Once the assessor’s office has a fresh map, staff will identify damaged and destroyed properties. When they find one, they’ll begin the reevaluation process on the behalf of property owners and see if a tax reduction is warranted.

Konis said he hopes the flyover will allow his office to spot 80-90% of the properties affected by the wildfires. Some will be hidden from view by tree canopies.

“We’re trying to do it with aerial imagery rather than bother people,” Konis said. “They have enough on their minds. It’s not something they should have to worry about if we can take care of it.”

State law also allows county treasurers to offer some help to wildfire victims during a state of emergency.

Spokane County Treasurer Michael Baumgartner said individuals who were affected by the fires, but didn’t suffer direct property damage, can apply for tax extensions.

Property owners who qualify will have an extra three months to pay their second-half taxes. Their due date will be Jan. 31 instead of Oct. 31.

Baumgartner said that tax extension could be useful for business owners who have suffered financially due to the wildfires. For example, if a grocery store has experienced a loss in sales due to wildfire-related evacuations, they’d probably qualify for the extension.

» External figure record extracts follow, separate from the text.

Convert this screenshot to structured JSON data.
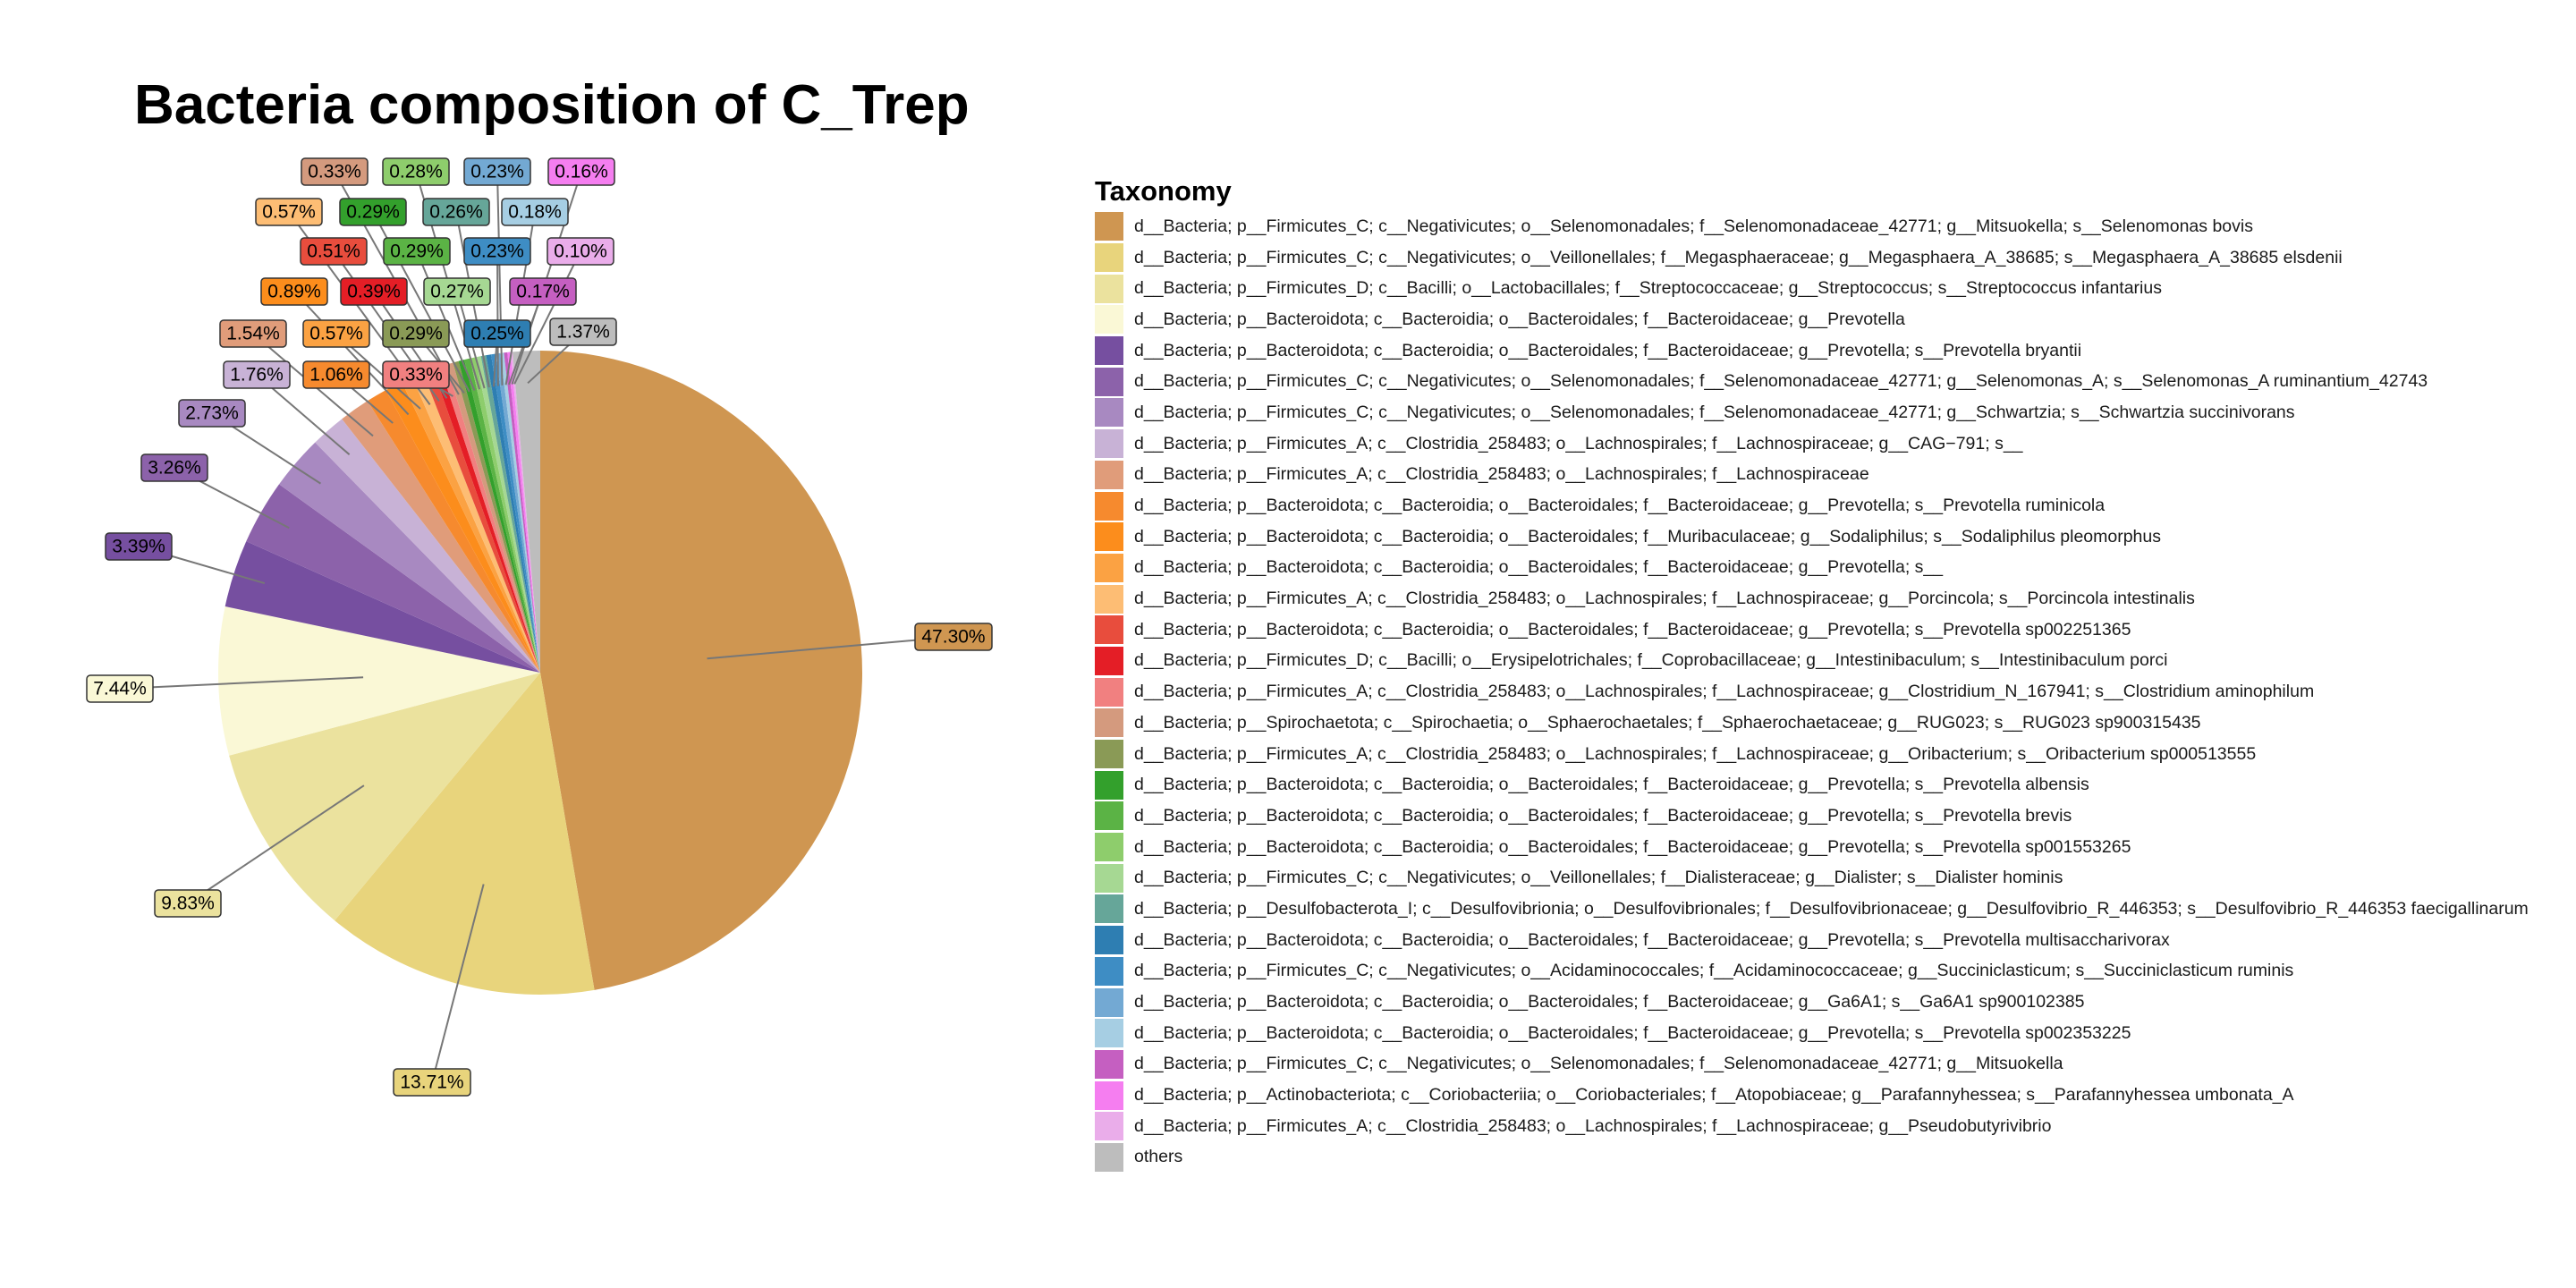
{
  "chart_data": {
    "type": "pie",
    "title": "Bacteria composition of C_Trep",
    "legend_title": "Taxonomy",
    "legend_position": "right",
    "slices": [
      {
        "label": "d__Bacteria; p__Firmicutes_C; c__Negativicutes; o__Selenomonadales; f__Selenomonadaceae_42771; g__Mitsuokella; s__Selenomonas bovis",
        "value": 47.3,
        "value_label": "47.30%",
        "color": "#CF9651"
      },
      {
        "label": "d__Bacteria; p__Firmicutes_C; c__Negativicutes; o__Veillonellales; f__Megasphaeraceae; g__Megasphaera_A_38685; s__Megasphaera_A_38685 elsdenii",
        "value": 13.71,
        "value_label": "13.71%",
        "color": "#E8D47C"
      },
      {
        "label": "d__Bacteria; p__Firmicutes_D; c__Bacilli; o__Lactobacillales; f__Streptococcaceae; g__Streptococcus; s__Streptococcus infantarius",
        "value": 9.83,
        "value_label": "9.83%",
        "color": "#EBE29E"
      },
      {
        "label": "d__Bacteria; p__Bacteroidota; c__Bacteroidia; o__Bacteroidales; f__Bacteroidaceae; g__Prevotella",
        "value": 7.44,
        "value_label": "7.44%",
        "color": "#FAF8D6"
      },
      {
        "label": "d__Bacteria; p__Bacteroidota; c__Bacteroidia; o__Bacteroidales; f__Bacteroidaceae; g__Prevotella; s__Prevotella bryantii",
        "value": 3.39,
        "value_label": "3.39%",
        "color": "#764FA0"
      },
      {
        "label": "d__Bacteria; p__Firmicutes_C; c__Negativicutes; o__Selenomonadales; f__Selenomonadaceae_42771; g__Selenomonas_A; s__Selenomonas_A ruminantium_42743",
        "value": 3.26,
        "value_label": "3.26%",
        "color": "#8C62AA"
      },
      {
        "label": "d__Bacteria; p__Firmicutes_C; c__Negativicutes; o__Selenomonadales; f__Selenomonadaceae_42771; g__Schwartzia; s__Schwartzia succinivorans",
        "value": 2.73,
        "value_label": "2.73%",
        "color": "#A889C1"
      },
      {
        "label": "d__Bacteria; p__Firmicutes_A; c__Clostridia_258483; o__Lachnospirales; f__Lachnospiraceae; g__CAG−791; s__",
        "value": 1.76,
        "value_label": "1.76%",
        "color": "#C8B2D6"
      },
      {
        "label": "d__Bacteria; p__Firmicutes_A; c__Clostridia_258483; o__Lachnospirales; f__Lachnospiraceae",
        "value": 1.54,
        "value_label": "1.54%",
        "color": "#E09C7A"
      },
      {
        "label": "d__Bacteria; p__Bacteroidota; c__Bacteroidia; o__Bacteroidales; f__Bacteroidaceae; g__Prevotella; s__Prevotella ruminicola",
        "value": 1.06,
        "value_label": "1.06%",
        "color": "#F68A2E"
      },
      {
        "label": "d__Bacteria; p__Bacteroidota; c__Bacteroidia; o__Bacteroidales; f__Muribaculaceae; g__Sodaliphilus; s__Sodaliphilus pleomorphus",
        "value": 0.89,
        "value_label": "0.89%",
        "color": "#FC8D1C"
      },
      {
        "label": "d__Bacteria; p__Bacteroidota; c__Bacteroidia; o__Bacteroidales; f__Bacteroidaceae; g__Prevotella; s__",
        "value": 0.57,
        "value_label": "0.57%",
        "color": "#FBA243"
      },
      {
        "label": "d__Bacteria; p__Firmicutes_A; c__Clostridia_258483; o__Lachnospirales; f__Lachnospiraceae; g__Porcincola; s__Porcincola intestinalis",
        "value": 0.57,
        "value_label": "0.57%",
        "color": "#FDBD74"
      },
      {
        "label": "d__Bacteria; p__Bacteroidota; c__Bacteroidia; o__Bacteroidales; f__Bacteroidaceae; g__Prevotella; s__Prevotella sp002251365",
        "value": 0.51,
        "value_label": "0.51%",
        "color": "#E84D3D"
      },
      {
        "label": "d__Bacteria; p__Firmicutes_D; c__Bacilli; o__Erysipelotrichales; f__Coprobacillaceae; g__Intestinibaculum; s__Intestinibaculum porci",
        "value": 0.39,
        "value_label": "0.39%",
        "color": "#E41E26"
      },
      {
        "label": "d__Bacteria; p__Firmicutes_A; c__Clostridia_258483; o__Lachnospirales; f__Lachnospiraceae; g__Clostridium_N_167941; s__Clostridium aminophilum",
        "value": 0.33,
        "value_label": "0.33%",
        "color": "#F18080"
      },
      {
        "label": "d__Bacteria; p__Spirochaetota; c__Spirochaetia; o__Sphaerochaetales; f__Sphaerochaetaceae; g__RUG023; s__RUG023 sp900315435",
        "value": 0.33,
        "value_label": "0.33%",
        "color": "#D49A7E"
      },
      {
        "label": "d__Bacteria; p__Firmicutes_A; c__Clostridia_258483; o__Lachnospirales; f__Lachnospiraceae; g__Oribacterium; s__Oribacterium sp000513555",
        "value": 0.29,
        "value_label": "0.29%",
        "color": "#8A9A56"
      },
      {
        "label": "d__Bacteria; p__Bacteroidota; c__Bacteroidia; o__Bacteroidales; f__Bacteroidaceae; g__Prevotella; s__Prevotella albensis",
        "value": 0.29,
        "value_label": "0.29%",
        "color": "#33A02C"
      },
      {
        "label": "d__Bacteria; p__Bacteroidota; c__Bacteroidia; o__Bacteroidales; f__Bacteroidaceae; g__Prevotella; s__Prevotella brevis",
        "value": 0.29,
        "value_label": "0.29%",
        "color": "#5BB345"
      },
      {
        "label": "d__Bacteria; p__Bacteroidota; c__Bacteroidia; o__Bacteroidales; f__Bacteroidaceae; g__Prevotella; s__Prevotella sp001553265",
        "value": 0.28,
        "value_label": "0.28%",
        "color": "#8ECD6C"
      },
      {
        "label": "d__Bacteria; p__Firmicutes_C; c__Negativicutes; o__Veillonellales; f__Dialisteraceae; g__Dialister; s__Dialister hominis",
        "value": 0.27,
        "value_label": "0.27%",
        "color": "#A6D893"
      },
      {
        "label": "d__Bacteria; p__Desulfobacterota_I; c__Desulfovibrionia; o__Desulfovibrionales; f__Desulfovibrionaceae; g__Desulfovibrio_R_446353; s__Desulfovibrio_R_446353 faecigallinarum",
        "value": 0.26,
        "value_label": "0.26%",
        "color": "#66A699"
      },
      {
        "label": "d__Bacteria; p__Bacteroidota; c__Bacteroidia; o__Bacteroidales; f__Bacteroidaceae; g__Prevotella; s__Prevotella multisaccharivorax",
        "value": 0.25,
        "value_label": "0.25%",
        "color": "#2E7EB2"
      },
      {
        "label": "d__Bacteria; p__Firmicutes_C; c__Negativicutes; o__Acidaminococcales; f__Acidaminococcaceae; g__Succiniclasticum; s__Succiniclasticum ruminis",
        "value": 0.23,
        "value_label": "0.23%",
        "color": "#3E8DC4"
      },
      {
        "label": "d__Bacteria; p__Bacteroidota; c__Bacteroidia; o__Bacteroidales; f__Bacteroidaceae; g__Ga6A1; s__Ga6A1 sp900102385",
        "value": 0.23,
        "value_label": "0.23%",
        "color": "#73A9D3"
      },
      {
        "label": "d__Bacteria; p__Bacteroidota; c__Bacteroidia; o__Bacteroidales; f__Bacteroidaceae; g__Prevotella; s__Prevotella sp002353225",
        "value": 0.18,
        "value_label": "0.18%",
        "color": "#A6CEE3"
      },
      {
        "label": "d__Bacteria; p__Firmicutes_C; c__Negativicutes; o__Selenomonadales; f__Selenomonadaceae_42771; g__Mitsuokella",
        "value": 0.17,
        "value_label": "0.17%",
        "color": "#C55FC1"
      },
      {
        "label": "d__Bacteria; p__Actinobacteriota; c__Coriobacteriia; o__Coriobacteriales; f__Atopobiaceae; g__Parafannyhessea; s__Parafannyhessea umbonata_A",
        "value": 0.16,
        "value_label": "0.16%",
        "color": "#F57EF0"
      },
      {
        "label": "d__Bacteria; p__Firmicutes_A; c__Clostridia_258483; o__Lachnospirales; f__Lachnospiraceae; g__Pseudobutyrivibrio",
        "value": 0.1,
        "value_label": "0.10%",
        "color": "#EAADEA"
      },
      {
        "label": "others",
        "value": 1.37,
        "value_label": "1.37%",
        "color": "#BDBDBD"
      }
    ]
  }
}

On top of the three-month extension, Baumgartner said the treasurer’s office will offer short-term, no-interest loans to public districts affected by the fires. That could include school districts and fire districts.

Konis and Baumgartner said they don’t know how much the wildfires will cost governments in property tax revenues. While the fires destroyed more than 700 structures, it isn’t yet clear how much those structures were worth.

“I don’t know how many were $500 garden sheds compared to $500,000 houses,” Konis said.

The total impact on property tax revenues will be relatively small, short-lived and disproportionately felt by public districts that overlap the burn area.

Any revenue loss will be limited to the 2023 tax year. Governments will return to their normal property tax collections in 2024, even as homeowners on the West Plains and in northern Spokane County begin to rebuild.

Those who didn’t suffer damage in the wildfires will shoulder a larger property tax burden, although for some the increase will probably be imperceptible.

“Taxes will get rebalanced next year and everyone in those impacted areas that didn’t receive the relief would see a slight tax increase to make up for it,” Baumgartner said. “That’s just the way the system is designed.”